While perfection seems distant and impossible, Elder Renlund reminded the audience that it is possible through repentance and “relying on Jesus Christ.”
Elder Renlund said engaging with each element of the doctrine of Christ is essential to not only becoming converted but staying converted. He pointed out that the ascending “mountain road” had no perfectly flat road or plateau; “no place to pause and rest; the course either goes up or down.”
If one were driving up this mountain and shifted the car into neutral, the car would inevitably roll backward. Elder Renlund likened this to people’s need to not only embark on the upward path, but remain on it at an upward trajectory.
“Ultimately, whether we remain converted throughout our life depends on our determination to be engaged with the doctrine of Christ,” Elder Renlund said.

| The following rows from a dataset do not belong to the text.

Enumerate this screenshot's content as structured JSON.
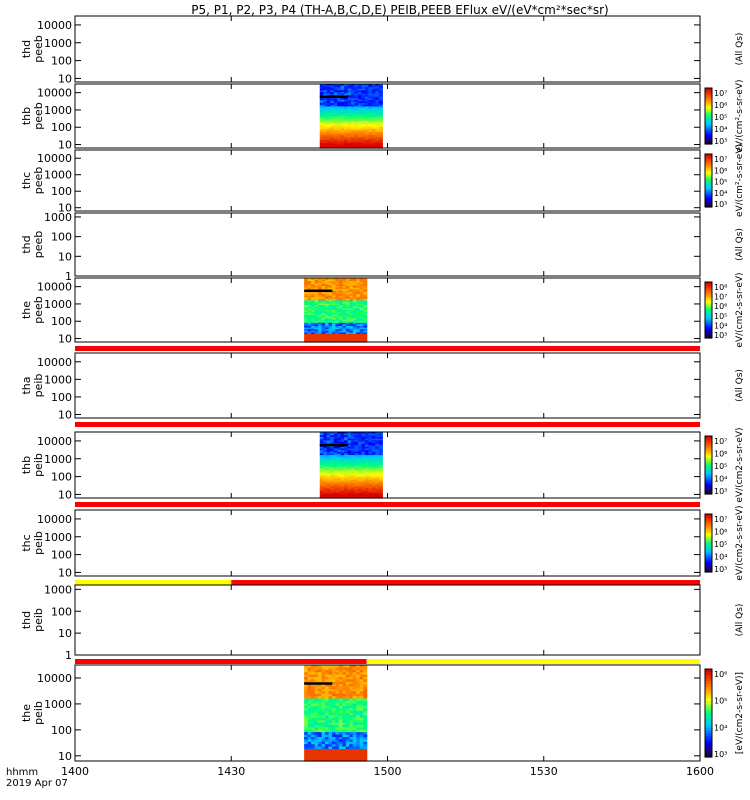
{
  "title": "P5, P1, P2, P3, P4 (TH-A,B,C,D,E) PEIB,PEEB EFlux eV/(eV*cm²*sec*sr)",
  "time_axis": {
    "label_line1": "hhmm",
    "label_line2": "2019 Apr 07",
    "ticks": [
      "1400",
      "1430",
      "1500",
      "1530",
      "1600"
    ]
  },
  "chart_data": {
    "type": "heatmap",
    "x_range_hhmm": [
      "1400",
      "1600"
    ],
    "panels": [
      {
        "label1": "thd",
        "label2": "peeb",
        "yticks": [
          "10000",
          "1000",
          "100",
          "10"
        ],
        "ylog_range": [
          0.8,
          4.5
        ],
        "spec": null,
        "colorbar": null,
        "unit_side": "(All Qs)",
        "flag_bar": null
      },
      {
        "label1": "thb",
        "label2": "peeb",
        "yticks": [
          "10000",
          "1000",
          "100",
          "10"
        ],
        "ylog_range": [
          0.8,
          4.5
        ],
        "spec": {
          "t_start": "1447",
          "t_end": "1459",
          "kind": "b"
        },
        "colorbar": [
          "10⁷",
          "10⁶",
          "10⁵",
          "10⁴",
          "10³"
        ],
        "unit_side": "eV/(cm²-s-sr-eV)",
        "flag_bar": null
      },
      {
        "label1": "thc",
        "label2": "peeb",
        "yticks": [
          "10000",
          "1000",
          "100",
          "10"
        ],
        "ylog_range": [
          0.8,
          4.5
        ],
        "spec": null,
        "colorbar": [
          "10⁷",
          "10⁶",
          "10⁵",
          "10⁴",
          "10³"
        ],
        "unit_side": "eV/(cm²-s-sr-eV)",
        "flag_bar": null
      },
      {
        "label1": "thd",
        "label2": "peeb",
        "yticks": [
          "1000",
          "100",
          "10",
          "1"
        ],
        "ylog_range": [
          0,
          3.2
        ],
        "spec": null,
        "colorbar": null,
        "unit_side": "(All Qs)",
        "flag_bar": null
      },
      {
        "label1": "the",
        "label2": "peeb",
        "yticks": [
          "10000",
          "1000",
          "100",
          "10"
        ],
        "ylog_range": [
          0.8,
          4.5
        ],
        "spec": {
          "t_start": "1444",
          "t_end": "1456",
          "kind": "e"
        },
        "colorbar": [
          "10⁸",
          "10⁷",
          "10⁶",
          "10⁵",
          "10⁴",
          "10³"
        ],
        "unit_side": "eV/(cm2-s-sr-eV)",
        "flag_bar": {
          "segments": [
            {
              "from": "1400",
              "to": "1600",
              "color": "#ff0000"
            }
          ]
        }
      },
      {
        "label1": "tha",
        "label2": "peib",
        "yticks": [
          "10000",
          "1000",
          "100",
          "10"
        ],
        "ylog_range": [
          0.8,
          4.5
        ],
        "spec": null,
        "colorbar": null,
        "unit_side": "(All Qs)",
        "flag_bar": {
          "segments": [
            {
              "from": "1400",
              "to": "1600",
              "color": "#ff0000"
            }
          ]
        }
      },
      {
        "label1": "thb",
        "label2": "peib",
        "yticks": [
          "10000",
          "1000",
          "100",
          "10"
        ],
        "ylog_range": [
          0.8,
          4.5
        ],
        "spec": {
          "t_start": "1447",
          "t_end": "1459",
          "kind": "b"
        },
        "colorbar": [
          "10⁷",
          "10⁶",
          "10⁵",
          "10⁴",
          "10³"
        ],
        "unit_side": "eV/(cm2-s-sr-eV)",
        "flag_bar": {
          "segments": [
            {
              "from": "1400",
              "to": "1600",
              "color": "#ff0000"
            }
          ]
        }
      },
      {
        "label1": "thc",
        "label2": "peib",
        "yticks": [
          "10000",
          "1000",
          "100",
          "10"
        ],
        "ylog_range": [
          0.8,
          4.5
        ],
        "spec": null,
        "colorbar": [
          "10⁷",
          "10⁶",
          "10⁵",
          "10⁴",
          "10³"
        ],
        "unit_side": "eV/(cm2-s-sr-eV)",
        "flag_bar": {
          "segments": [
            {
              "from": "1400",
              "to": "1430",
              "color": "#ffff00"
            },
            {
              "from": "1430",
              "to": "1600",
              "color": "#ff0000"
            }
          ]
        }
      },
      {
        "label1": "thd",
        "label2": "peib",
        "yticks": [
          "1000",
          "100",
          "10",
          "1"
        ],
        "ylog_range": [
          0,
          3.2
        ],
        "spec": null,
        "colorbar": null,
        "unit_side": "(All Qs)",
        "flag_bar": {
          "segments": [
            {
              "from": "1400",
              "to": "1456",
              "color": "#ff0000"
            },
            {
              "from": "1456",
              "to": "1600",
              "color": "#ffff00"
            }
          ]
        }
      },
      {
        "label1": "the",
        "label2": "peib",
        "yticks": [
          "10000",
          "1000",
          "100",
          "10"
        ],
        "ylog_range": [
          0.8,
          4.5
        ],
        "spec": {
          "t_start": "1444",
          "t_end": "1456",
          "kind": "e"
        },
        "colorbar": [
          "10⁶",
          "10⁵",
          "10⁴",
          "10³"
        ],
        "unit_side": "[eV/(cm2-s-sr-eV)]",
        "flag_bar": null
      }
    ]
  }
}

Elder Renlund described such determination using the Finnish word “sisu.” The word is roughly translated into English as “stoic determination, tenacity of purpose, resilience and hardiness.”
He said someone with “sisu” decides on a course of action and adheres to it “no matter what.” This “sisu” is the determination one needs to stay on the covenant path.
Elder Renlund went on to teach that spiritual “sisu” is manifest in an unwavering commitment to “repeatedly and iteratively” worthily partake of the sacrament, increase faith in Jesus Christ and repent. He also said spiritual “sisu” is required for remaining converted regardless of life circumstances.
Elder Renlund closed by teaching that engaging with the doctrine of Christ develops the spiritual resilience necessary for a lifelong conversion and thus leading to “living happily ever after.”